Sin embargo existen quienes suponen que esas diferencias deben ser salvadas protegiendo a las gallinas de la expoliación. Lo que amerita algunas definiciones.

No es ninguna novedad que desafortunadamente, en nuestras sociedades, existen muchos excluidos y tantos más cuanto más pobre es la misma, así como tantos más y en proporción a las políticas populistas que se hayan instituido.

Lo que quiero decir es que con seguridad si las políticas hubieran sido diferentes la cantidad de personas a proteger sería mucho menor.

Pero quienes se sienten protectores del inválido no reparan en que quienes tienen como discurso la protección de los más débiles, a su vez tienen en sus manos la facultad de decidir políticas con las que pueden no solo decidir quiénes son y quienes no, sino también hacer que ellos sean más o sean menos.

Esto es lo mismo que definir que no es el zorro el que con su libertad explota a los otros, sino que es aquel (o aquellos) que en la maraña de su discurso dicen asumir la defensa de los indefensos, cuando en realidad lo que logran es el efecto contrario.

Me pregunto: ¿Quiénes somos para decidir sobre la vida, la conducta o las necesidades de los demás?
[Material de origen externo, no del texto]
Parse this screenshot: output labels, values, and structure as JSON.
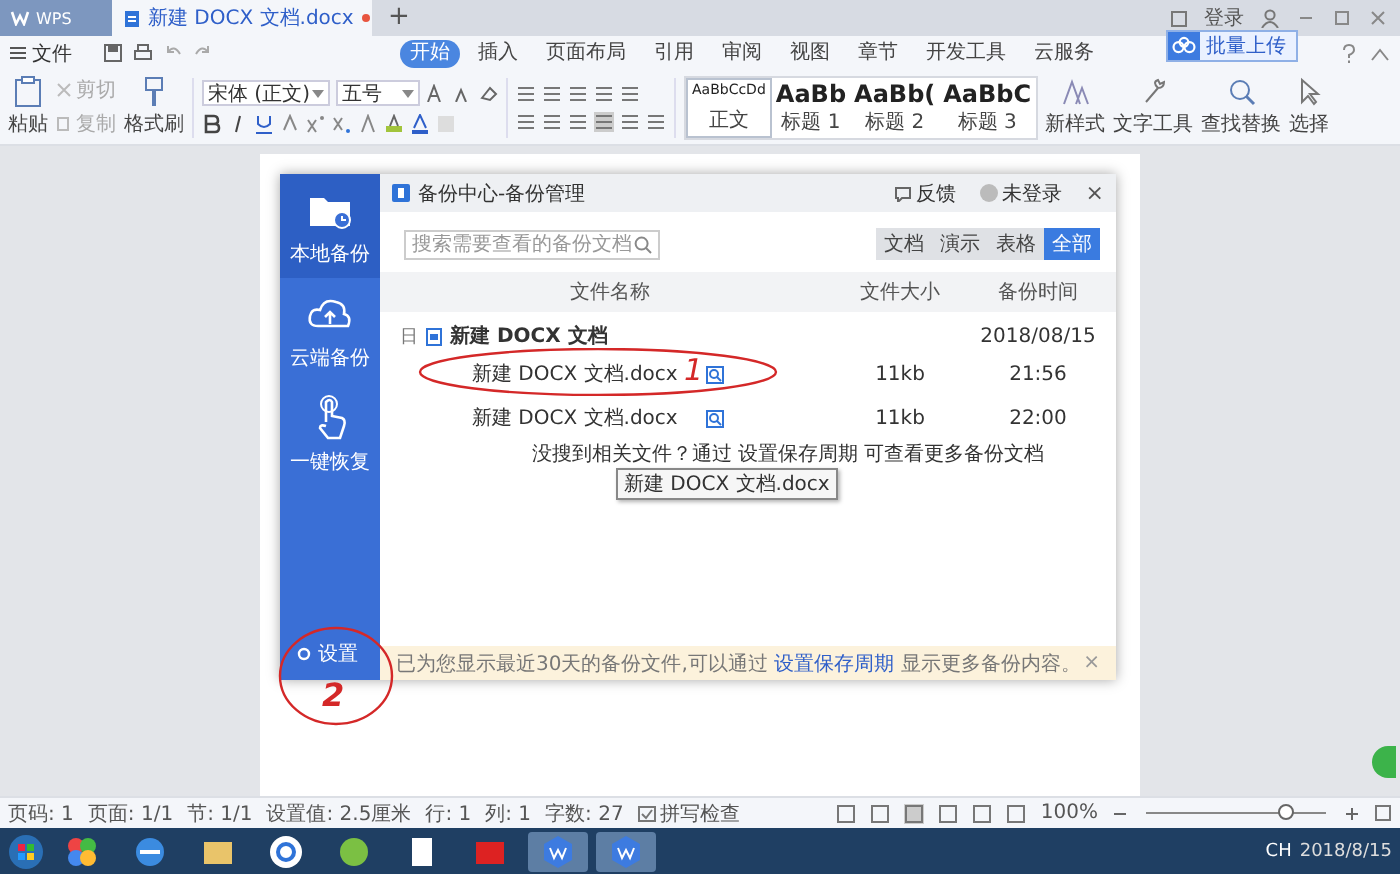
{
  "title_bar": {
    "app": "WPS",
    "tabs": [
      {
        "label": "新建 DOCX 文档.docx",
        "selected": true
      }
    ],
    "new_tab": "+",
    "account": "登录"
  },
  "menu": {
    "file": "文件",
    "tabs": [
      {
        "label": "开始",
        "selected": true
      },
      {
        "label": "插入",
        "selected": false
      },
      {
        "label": "页面布局",
        "selected": false
      },
      {
        "label": "引用",
        "selected": false
      },
      {
        "label": "审阅",
        "selected": false
      },
      {
        "label": "视图",
        "selected": false
      },
      {
        "label": "章节",
        "selected": false
      },
      {
        "label": "开发工具",
        "selected": false
      },
      {
        "label": "云服务",
        "selected": false
      }
    ],
    "upload_popup": "批量上传"
  },
  "ribbon": {
    "paste": "粘贴",
    "cut": "剪切",
    "copy": "复制",
    "format_painter": "格式刷",
    "font": "宋体 (正文)",
    "size": "五号",
    "styles": [
      {
        "sample": "AaBbCcDd",
        "label": "正文",
        "selected": true
      },
      {
        "sample": "AaBb",
        "label": "标题 1",
        "selected": false
      },
      {
        "sample": "AaBb(",
        "label": "标题 2",
        "selected": false
      },
      {
        "sample": "AaBbC",
        "label": "标题 3",
        "selected": false
      }
    ],
    "tools": [
      "新样式",
      "文字工具",
      "查找替换",
      "选择"
    ]
  },
  "dialog": {
    "title": "备份中心-备份管理",
    "feedback": "反馈",
    "login": "未登录",
    "close": "×",
    "sidebar": [
      {
        "label": "本地备份",
        "kind": "folder",
        "selected": true
      },
      {
        "label": "云端备份",
        "kind": "cloud",
        "selected": false
      },
      {
        "label": "一键恢复",
        "kind": "hand",
        "selected": false
      }
    ],
    "settings": "设置",
    "search": {
      "placeholder": "搜索需要查看的备份文档"
    },
    "filters": [
      {
        "label": "文档",
        "selected": false
      },
      {
        "label": "演示",
        "selected": false
      },
      {
        "label": "表格",
        "selected": false
      },
      {
        "label": "全部",
        "selected": true
      }
    ],
    "columns": [
      "文件名称",
      "文件大小",
      "备份时间"
    ],
    "groups": [
      {
        "name": "新建 DOCX 文档",
        "date": "2018/08/15",
        "expanded": true,
        "toggle": "日",
        "children": [
          {
            "name": "新建 DOCX 文档.docx",
            "size": "11kb",
            "time": "21:56"
          },
          {
            "name": "新建 DOCX 文档.docx",
            "size": "11kb",
            "time": "22:00"
          }
        ]
      }
    ],
    "hint": "没搜到相关文件？通过 设置保存周期 可查看更多备份文档",
    "tooltip": "新建 DOCX 文档.docx",
    "notice": "已为您显示最近30天的备份文件,可以通过 **设置保存周期** 显示更多备份内容。",
    "notice_close": "×"
  },
  "annotations": [
    {
      "text": "1"
    },
    {
      "text": "2"
    }
  ],
  "status_bar": {
    "items": [
      "页码: 1",
      "页面: 1/1",
      "节: 1/1",
      "设置值: 2.5厘米",
      "行: 1",
      "列: 1",
      "字数: 27"
    ],
    "spell": "拼写检查",
    "zoom": "100%",
    "zoom_level": {
      "level": 0.78
    }
  },
  "taskbar": {
    "lang": "CH",
    "date": "2018/8/15"
  }
}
En todo caso los que recurren a ser protegidos no siempre son los que más lo necesitan (me refiero en particular  a muchos empresarios que deseando limitar riesgos obtienen subsidios y beneficios arancelarios) y descargan sus propias responsabilidades en el conjunto.

Obviamente estos recursos se descuentan de los que podrían recibir quienes los necesitan de manera más urgente.

Esto es decir que con su intervención el estado solo logra transferir recursos que termina mal asignando y cuando ello no alcanza a sus fines: recurre a incrementar el gasto público, con cualquier financiamiento del que disponga y ello es proporcional a la irresponsabilidad de los gobernantes.

El ciclo recurrente al que conducen estas políticas se hace predecible: estado elefantiásico e ineficiente con un gasto público incremental que se puede solventar con fuentes de financiamiento de resultados finales inciertos. Porque la presión fiscal, o el endeudamiento, o la emisión tienen consecuencias últimas y por lo mismo de límites predecibles.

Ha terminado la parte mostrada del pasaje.